For Android and iOS mobile games, third-party libraries and URLs should be reviewed by developers to check whether personal identifying information about the player is being collected and/or shared and if so, they should check that is aligned with GDPR.

It’s also important for developers to refresh consent when adding new features or third-party libraries to a game that might identify a player and share this information with another party.

However, it’s not just third parties that developers and publishers need to be conscious of.

Parent companies and data brokers can collect device and player unique identifiers to identify a player which can be used to aggregate with other data to learn more about the player such as age, billing information, location, likes and more.

The potential issues arise with third-party libraries because developers will have little or no knowledge of GDPR and what to look for in their games.

QAs have limited options when it comes to detecting third-party library GDPR issues. One option would be to develop a list of third-party libraries used for development and regularly check whether the libraries have been updated prior to every new release.

A good starting point is the US National Vulnerability Database (NVD) tool, which enables automation of vulnerability management, security measurement, and compliance. Another useful tool would be the OWASP project Dependency-Check, which has an active development community and will most likely appeal to the developers.
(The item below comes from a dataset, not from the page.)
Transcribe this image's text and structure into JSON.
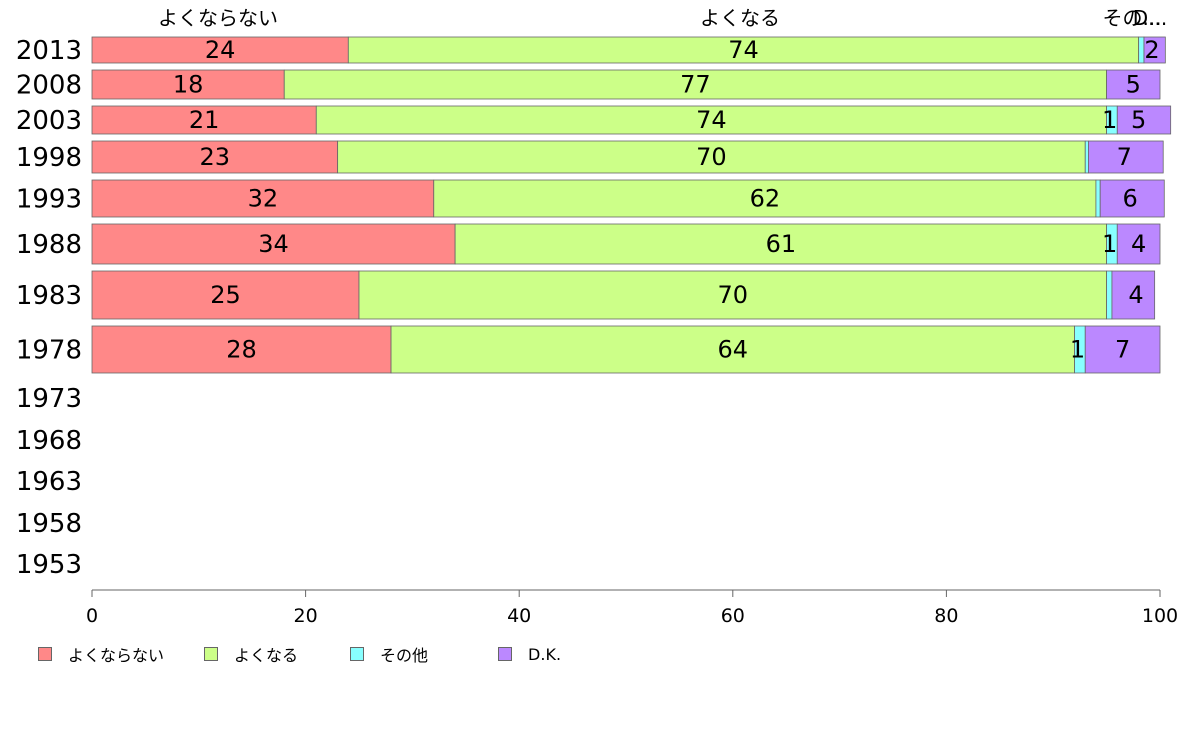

However, these tools won’t help you with understanding the GDPR relevance, so developers still need to know whether the GDPR applies and, if so, why, which is a current major challenge facing developers and publishers.

But there is a time-saving solution.

ASAnalyzer is designed to remove the need to have GDPR knowledge by displaying the GDPR context in an easy-to-understand language that is relevant to the problem detected.

The cloud-based tool uses detectors to identify privacy issues and advisories in the mobile game code. Data privacy issues are reported when there is a potential security issue and consent is not required. Advisories, on the other hand, are reported when personal and player information might be collected and shared without the player’s consent.

Detecting and reviewing the code for data privacy issues can take up considerable resource, but with ASAnalyzer this work can be done in minutes rather than hours.

It displays GDPR developer guidance and the location of the third-party library in the game code.

No other platform in the world is able to detect insecure code and coding defects in mobile games and display these findings as GDPR issues.

For mobile games, third-party libraries and URLs should be reviewed by developers

So while the introduction of GDPR has undoubtedly added another layer for QAs to identify third-party processors to help minimise the risk associated with data breaches, there are tools and technologies available to help games studios and developers map data flows throughout the game and third-party data system.

It’s important to remember though that GDPR also means good news for all developers working with data.

By ensuring best practice for data management and privacy when it comes to third parties, studios have the opportunity to foster a trust-based relationship with their players.

And it’s an opportunity that shouldn’t be ignored.

Julian Evans is CEO of AppSecTest — A Keywords Ventures company — with 20 years’ experience specialising in technology development, mobile/web app security and data compliance.